Where that change eventually falls short is in portraying the character’s thrill-seeking as a sort of spiritual empowerment, largely ignoring the physical and financial dangers of dropping a couple of thousand dollars on a flight around the world to literally swim with sharks for a single negative that likely will not save his job. Moreover, the character’s “adventures” are largely superficial set pieces that do nothing to reinforce the insularity of his life, favoring beautiful imagery and glib punch lines instead of something more emotionally meaningful.

Notwithstanding how mostly horrible the product placement (Papa John’s, eHarmony) is, the film does remarkably little with the idea of Life shutting down its presses, except to underscore the inexorable advent of the digital age, and of course the shameless – and heartless – profiteering of corporations. The idea that a corporation’s employees are the lifeblood of its business is hardly new or original, and Stiller turns his seemingly inevitable termination (it’s abundantly clear from frame one that nobody’s surviving layoffs) into a moment of entirely pointless self-actualization that means nothing and accomplishes nothing.
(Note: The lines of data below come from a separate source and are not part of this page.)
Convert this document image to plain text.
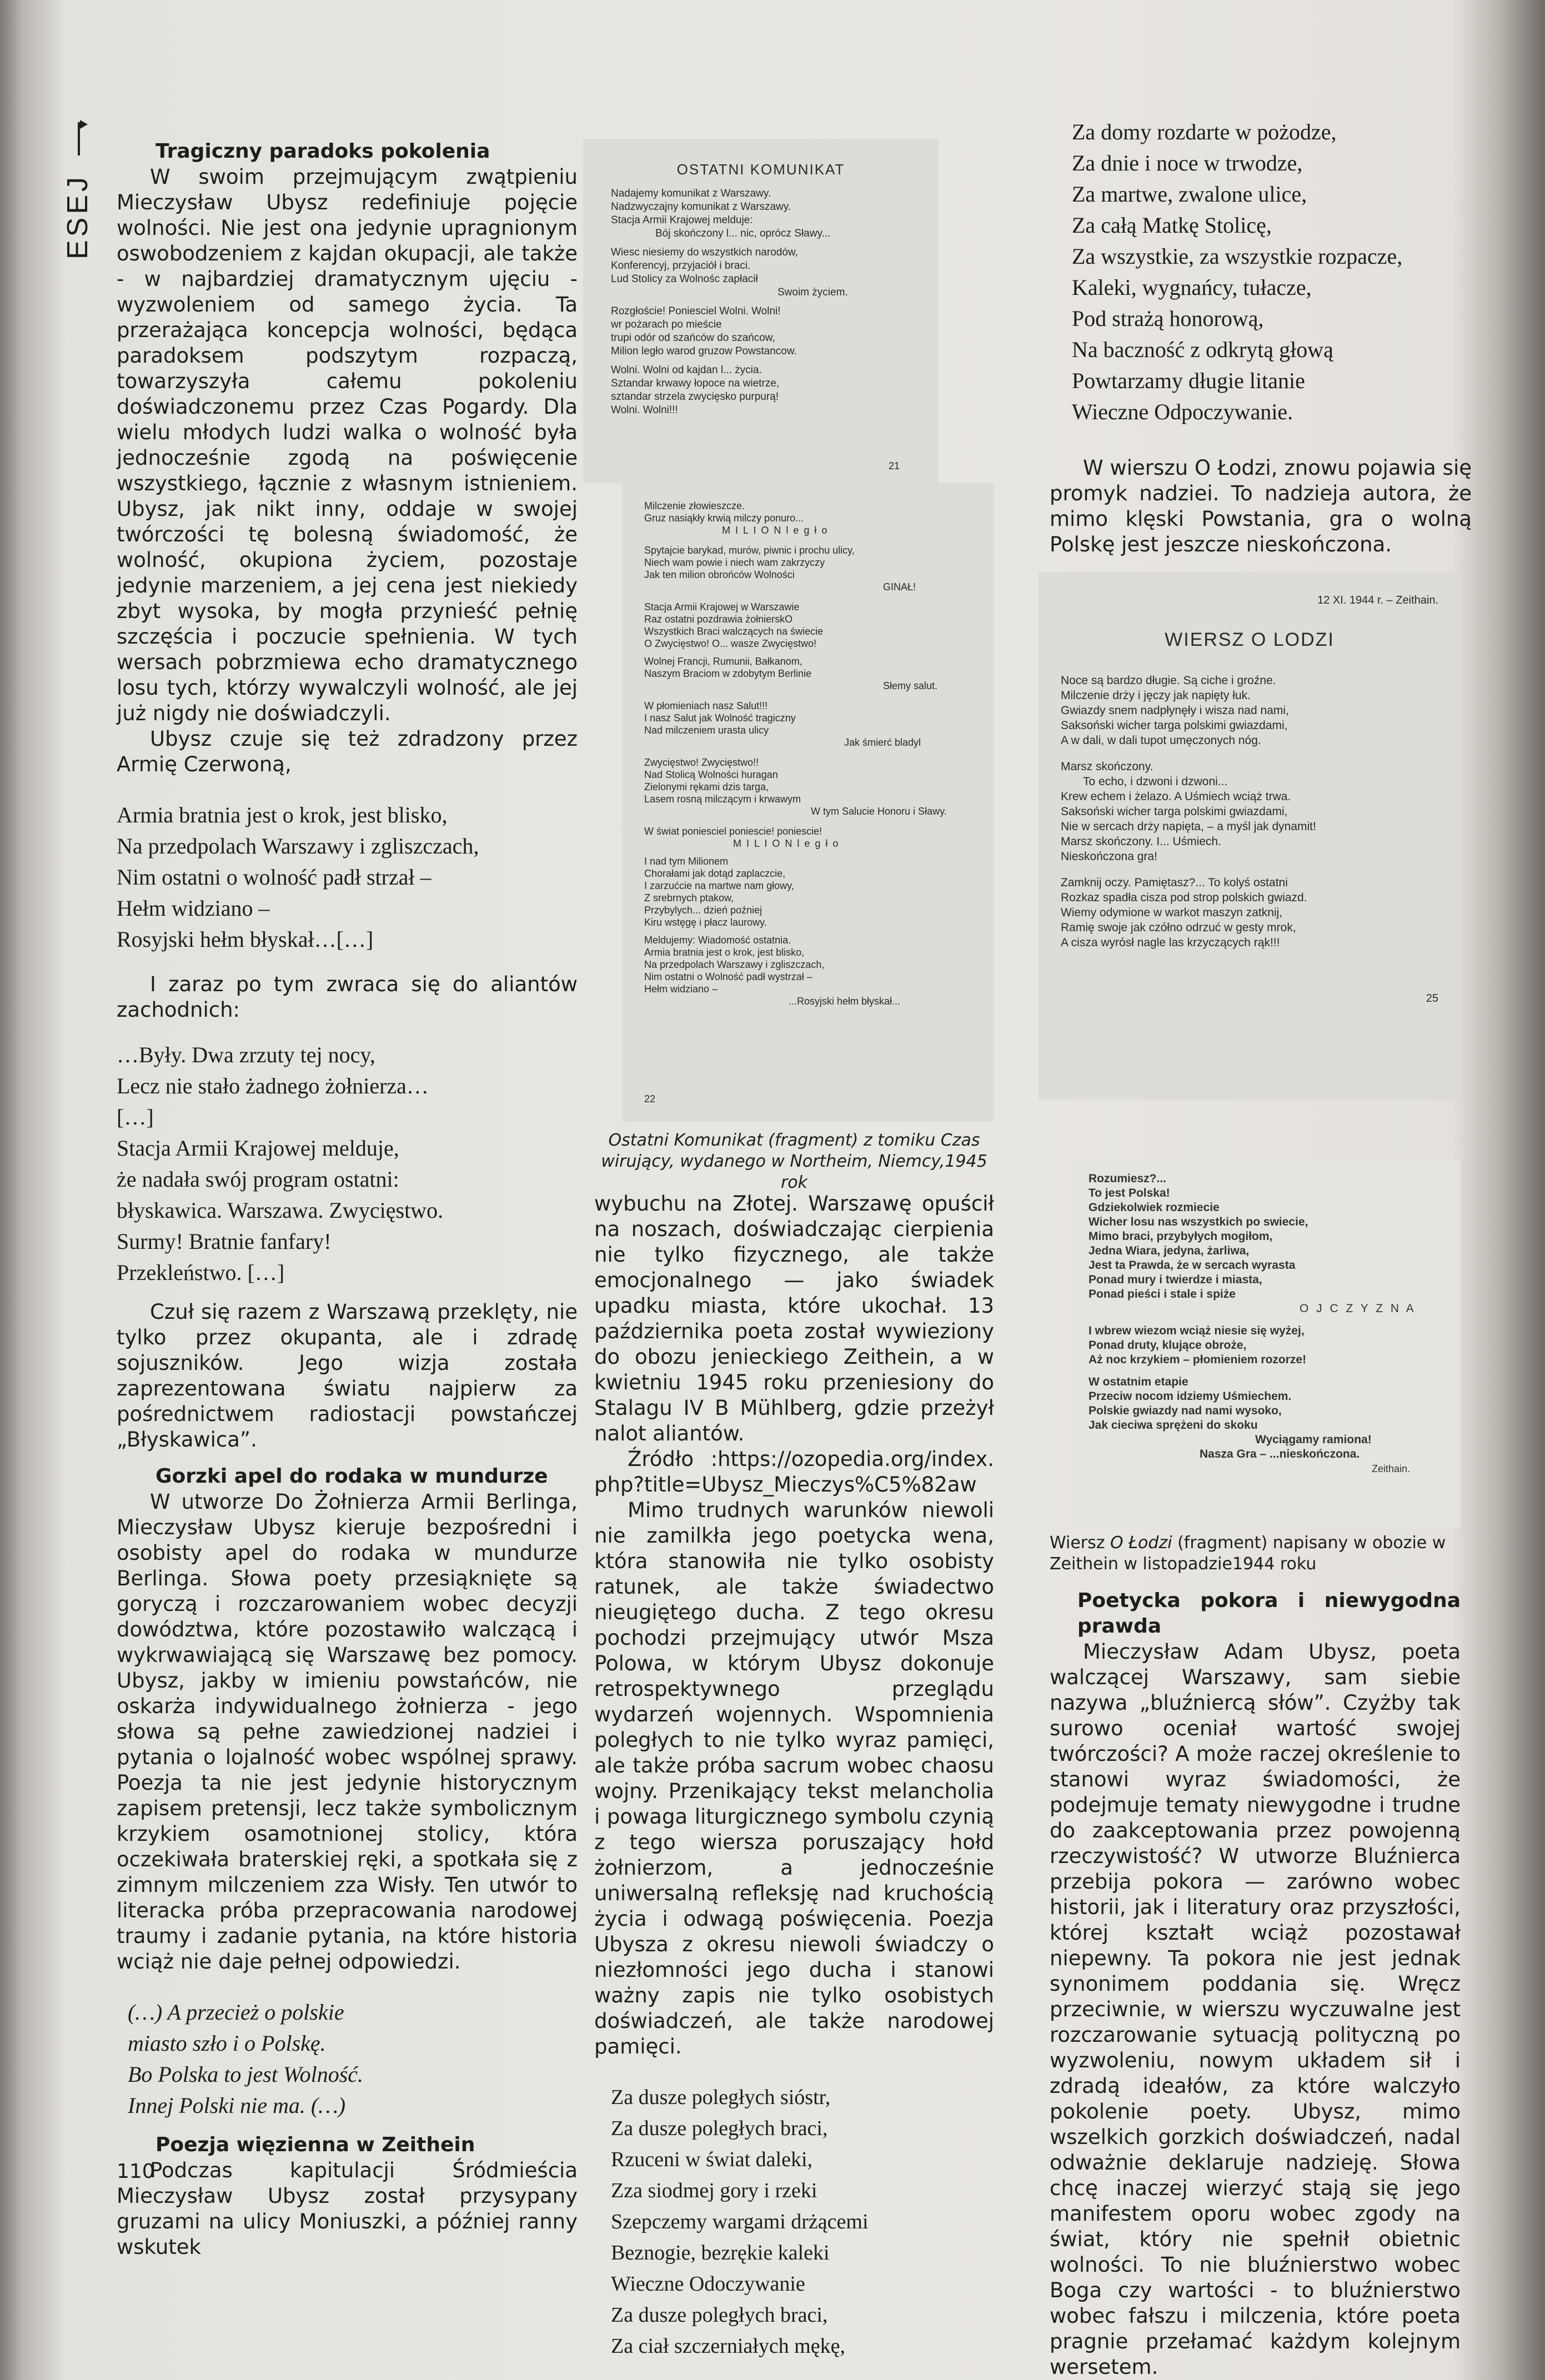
ESEJ

Tragiczny paradoks pokolenia

W swoim przejmującym zwątpieniu Mieczysław Ubysz redefiniuje pojęcie wolności. Nie jest ona jedynie upragnionym oswobodzeniem z kajdan okupacji, ale także - w najbardziej dramatycznym ujęciu - wyzwoleniem od samego życia. Ta przerażająca koncepcja wolności, będąca paradoksem podszytym rozpaczą, towarzyszyła całemu pokoleniu doświadczonemu przez Czas Pogardy. Dla wielu młodych ludzi walka o wolność była jednocześnie zgodą na poświęcenie wszystkiego, łącznie z własnym istnieniem. Ubysz, jak nikt inny, oddaje w swojej twórczości tę bolesną świadomość, że wolność, okupiona życiem, pozostaje jedynie marzeniem, a jej cena jest niekiedy zbyt wysoka, by mogła przynieść pełnię szczęścia i poczucie spełnienia. W tych wersach pobrzmiewa echo dramatycznego losu tych, którzy wywalczyli wolność, ale jej już nigdy nie doświadczyli.

Ubysz czuje się też zdradzony przez Armię Czerwoną,

Armia bratnia jest o krok, jest blisko,
Na przedpolach Warszawy i zgliszczach,
Nim ostatni o wolność padł strzał –
Hełm widziano –
Rosyjski hełm błyskał…[…]

I zaraz po tym zwraca się do aliantów zachodnich:

…Były. Dwa zrzuty tej nocy,
Lecz nie stało żadnego żołnierza…
[…]
Stacja Armii Krajowej melduje,
że nadała swój program ostatni:
błyskawica. Warszawa. Zwycięstwo.
Surmy! Bratnie fanfary!
Przekleństwo. […]

Czuł się razem z Warszawą przeklęty, nie tylko przez okupanta, ale i zdradę sojuszników. Jego wizja została zaprezentowana światu najpierw za pośrednictwem radiostacji powstańczej „Błyskawica”.

Gorzki apel do rodaka w mundurze

W utworze Do Żołnierza Armii Berlinga, Mieczysław Ubysz kieruje bezpośredni i osobisty apel do rodaka w mundurze Berlinga. Słowa poety przesiąknięte są goryczą i rozczarowaniem wobec decyzji dowództwa, które pozostawiło walczącą i wykrwawiającą się Warszawę bez pomocy. Ubysz, jakby w imieniu powstańców, nie oskarża indywidualnego żołnierza - jego słowa są pełne zawiedzionej nadziei i pytania o lojalność wobec wspólnej sprawy. Poezja ta nie jest jedynie historycznym zapisem pretensji, lecz także symbolicznym krzykiem osamotnionej stolicy, która oczekiwała braterskiej ręki, a spotkała się z zimnym milczeniem zza Wisły. Ten utwór to literacka próba przepracowania narodowej traumy i zadanie pytania, na które historia wciąż nie daje pełnej odpowiedzi.

(…) A przecież o polskie
miasto szło i o Polskę.
Bo Polska to jest Wolność.
Innej Polski nie ma. (…)

Poezja więzienna w Zeithein

Podczas kapitulacji Śródmieścia Mieczysław Ubysz został przysypany gruzami na ulicy Moniuszki, a później ranny wskutek

110
OSTATNI KOMUNIKAT
Nadajemy komunikat z Warszawy.
Nadzwyczajny komunikat z Warszawy.
Stacja Armii Krajowej melduje:
Bój skończony l... nic, oprócz Sławy...
Wiesc niesiemy do wszystkich narodów,
Konferencyj, przyjaciół i braci.
Lud Stolicy za Wolnośc zapłacił
Swoim życiem.
Rozgłoście! Poniesciel Wolni. Wolni!
wr pożarach po mieście
trupi odór od szańców do szańcow,
Milion legło warod gruzow Powstancow.
Wolni. Wolni od kajdan l... życia.
Sztandar krwawy łopoce na wietrze,
sztandar strzela zwycięsko purpurą!
Wolni. Wolni!!!
21
Milczenie złowieszcze.
Gruz nasiąkły krwią milczy ponuro...
M I L I O N l e g ł o
Spytajcie barykad, murów, piwnic i prochu ulicy,
Niech wam powie i niech wam zakrzyczy
Jak ten milion obrońców Wolności
GINAŁ!
Stacja Armii Krajowej w Warszawie
Raz ostatni pozdrawia żołnierskO
Wszystkich Braci walczących na świecie
O Zwycięstwo! O... wasze Zwycięstwo!
Wolnej Francji, Rumunii, Bałkanom,
Naszym Braciom w zdobytym Berlinie
Słemy salut.
W płomieniach nasz Salut!!!
I nasz Salut jak Wolność tragiczny
Nad milczeniem urasta ulicy
Jak śmierć bladyl
Zwycięstwo! Zwycięstwo!!
Nad Stolicą Wolności huragan
Zielonymi rękami dzis targa,
Lasem rosną milczącym i krwawym
W tym Salucie Honoru i Sławy.
W świat poniesciel poniescie! poniescie!
M I L I O N l e g ł o
I nad tym Milionem
Chorałami jak dotąd zaplaczcie,
I zarzućcie na martwe nam głowy,
Z srebrnych ptakow,
Przybylych... dzień poźniej
Kiru wstęgę i płacz laurowy.
Meldujemy: Wiadomość ostatnia.
Armia bratnia jest o krok, jest blisko,
Na przedpolach Warszawy i zgliszczach,
Nim ostatni o Wolność padł wystrzał –
Hełm widziano –
...Rosyjski hełm błyskał...
22
Ostatni Komunikat (fragment) z tomiku Czas wirujący, wydanego w Northeim, Niemcy,1945 rok

wybuchu na Złotej. Warszawę opuścił na noszach, doświadczając cierpienia nie tylko fizycznego, ale także emocjonalnego — jako świadek upadku miasta, które ukochał. 13 października poeta został wywieziony do obozu jenieckiego Zeithein, a w kwietniu 1945 roku przeniesiony do Stalagu IV B Mühlberg, gdzie przeżył nalot aliantów.

Źródło :https://ozopedia.org/index.php?title=Ubysz_Mieczys%C5%82aw

Mimo trudnych warunków niewoli nie zamilkła jego poetycka wena, która stanowiła nie tylko osobisty ratunek, ale także świadectwo nieugiętego ducha. Z tego okresu pochodzi przejmujący utwór Msza Polowa, w którym Ubysz dokonuje retrospektywnego przeglądu wydarzeń wojennych. Wspomnienia poległych to nie tylko wyraz pamięci, ale także próba sacrum wobec chaosu wojny. Przenikający tekst melancholia i powaga liturgicznego symbolu czynią z tego wiersza poruszający hołd żołnierzom, a jednocześnie uniwersalną refleksję nad kruchością życia i odwagą poświęcenia. Poezja Ubysza z okresu niewoli świadczy o niezłomności jego ducha i stanowi ważny zapis nie tylko osobistych doświadczeń, ale także narodowej pamięci.

Za dusze poległych sióstr,
Za dusze poległych braci,
Rzuceni w świat daleki,
Zza siodmej gory i rzeki
Szepczemy wargami drżącemi
Beznogie, bezrękie kaleki
Wieczne Odoczywanie
Za dusze poległych braci,
Za ciał szczerniałych mękę,
Za domy rozdarte w pożodze,
Za dnie i noce w trwodze,
Za martwe, zwalone ulice,
Za całą Matkę Stolicę,
Za wszystkie, za wszystkie rozpacze,
Kaleki, wygnańcy, tułacze,
Pod strażą honorową,
Na baczność z odkrytą głową
Powtarzamy długie litanie
Wieczne Odpoczywanie.

W wierszu O Łodzi, znowu pojawia się promyk nadziei. To nadzieja autora, że mimo klęski Powstania, gra o wolną Polskę jest jeszcze nieskończona.

12 XI. 1944 r. – Zeithain.
WIERSZ O LODZI
Noce są bardzo długie. Są ciche i groźne.
Milczenie drży i jęczy jak napięty łuk.
Gwiazdy snem nadpłynęły i wisza nad nami,
Saksoński wicher targa polskimi gwiazdami,
A w dali, w dali tupot umęczonych nóg.
Marsz skończony.
To echo, i dzwoni i dzwoni...
Krew echem i żelazo. A Uśmiech wciąż trwa.
Saksoński wicher targa polskimi gwiazdami,
Nie w sercach drży napięta, – a myśl jak dynamit!
Marsz skończony. I... Uśmiech.
Nieskończona gra!
Zamknij oczy. Pamiętasz?... To kolyś ostatni
Rozkaz spadła cisza pod strop polskich gwiazd.
Wiemy odymione w warkot maszyn zatknij,
Ramię swoje jak czółno odrzuć w gesty mrok,
A cisza wyrósł nagle las krzyczących rąk!!!
25
Rozumiesz?...
To jest Polska!
Gdziekolwiek rozmiecie
Wicher losu nas wszystkich po swiecie,
Mimo braci, przybyłych mogiłom,
Jedna Wiara, jedyna, żarliwa,
Jest ta Prawda, że w sercach wyrasta
Ponad mury i twierdze i miasta,
Ponad pieści i stale i spiże
O J C Z Y Z N A
I wbrew wiezom wciąż niesie się wyżej,
Ponad druty, klujące obroże,
Aż noc krzykiem – płomieniem rozorze!
W ostatnim etapie
Przeciw nocom idziemy Uśmiechem.
Polskie gwiazdy nad nami wysoko,
Jak cieciwa sprężeni do skoku
Wyciągamy ramiona!
Nasza Gra – ...nieskończona.
Zeithain.
Wiersz O Łodzi (fragment) napisany w obozie w Zeithein w listopadzie1944 roku

Poetycka pokora i niewygodna prawda

Mieczysław Adam Ubysz, poeta walczącej Warszawy, sam siebie nazywa „bluźniercą słów”. Czyżby tak surowo oceniał wartość swojej twórczości? A może raczej określenie to stanowi wyraz świadomości, że podejmuje tematy niewygodne i trudne do zaakceptowania przez powojenną rzeczywistość? W utworze Bluźnierca przebija pokora — zarówno wobec historii, jak i literatury oraz przyszłości, której kształt wciąż pozostawał niepewny. Ta pokora nie jest jednak synonimem poddania się. Wręcz przeciwnie, w wierszu wyczuwalne jest rozczarowanie sytuacją polityczną po wyzwoleniu, nowym układem sił i zdradą ideałów, za które walczyło pokolenie poety. Ubysz, mimo wszelkich gorzkich doświadczeń, nadal odważnie deklaruje nadzieję. Słowa chcę inaczej wierzyć stają się jego manifestem oporu wobec zgody na świat, który nie spełnił obietnic wolności. To nie bluźnierstwo wobec Boga czy wartości - to bluźnierstwo wobec fałszu i milczenia, które poeta pragnie przełamać każdym kolejnym wersetem.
Meanwhile, there’s an ongoing obsession Mitty has with Cheryl, whom he only has the courage to talk to in his daydreams (the mountain-climbing scene from the trailers is an example of how he tries to woo her in his head). While the story could have been about how he goes on a grand adventure only to realize he can get what he wants – a date with Cheryl – literally by asking for it, Stiller diffuses his epiphany into about five separate moments of realization, without any of them really seeming to come naturally from the previous one.

Ultimately, The Secret Life of Walter Mitty is probably for people who find Forrest Gump profound, and equate who its message to “you can do anything no matter where you come from or who you are” – which is phony, because Gump dumb-lucks his way through life without ever being a real agent of anything except survival. While I realize that sounds condescending, it’s only meant to underscore the misguidedness of the movie’s premise, and the intoxicating confusion of Mitty’s execution – and ultimately feels like the sort of idea only someone who never really struggled could promote.

Should you go on a whirlwind adventure that empties your bank account and accelerates your unemployment, but leaves you with a great story to tell, and a date? The Secret Life of Walter Mitty says yes. Let’s hope there’s a sequel, so it can tell us how to pay for it.

The Secret Life of Walter Mitty opens Wednesday.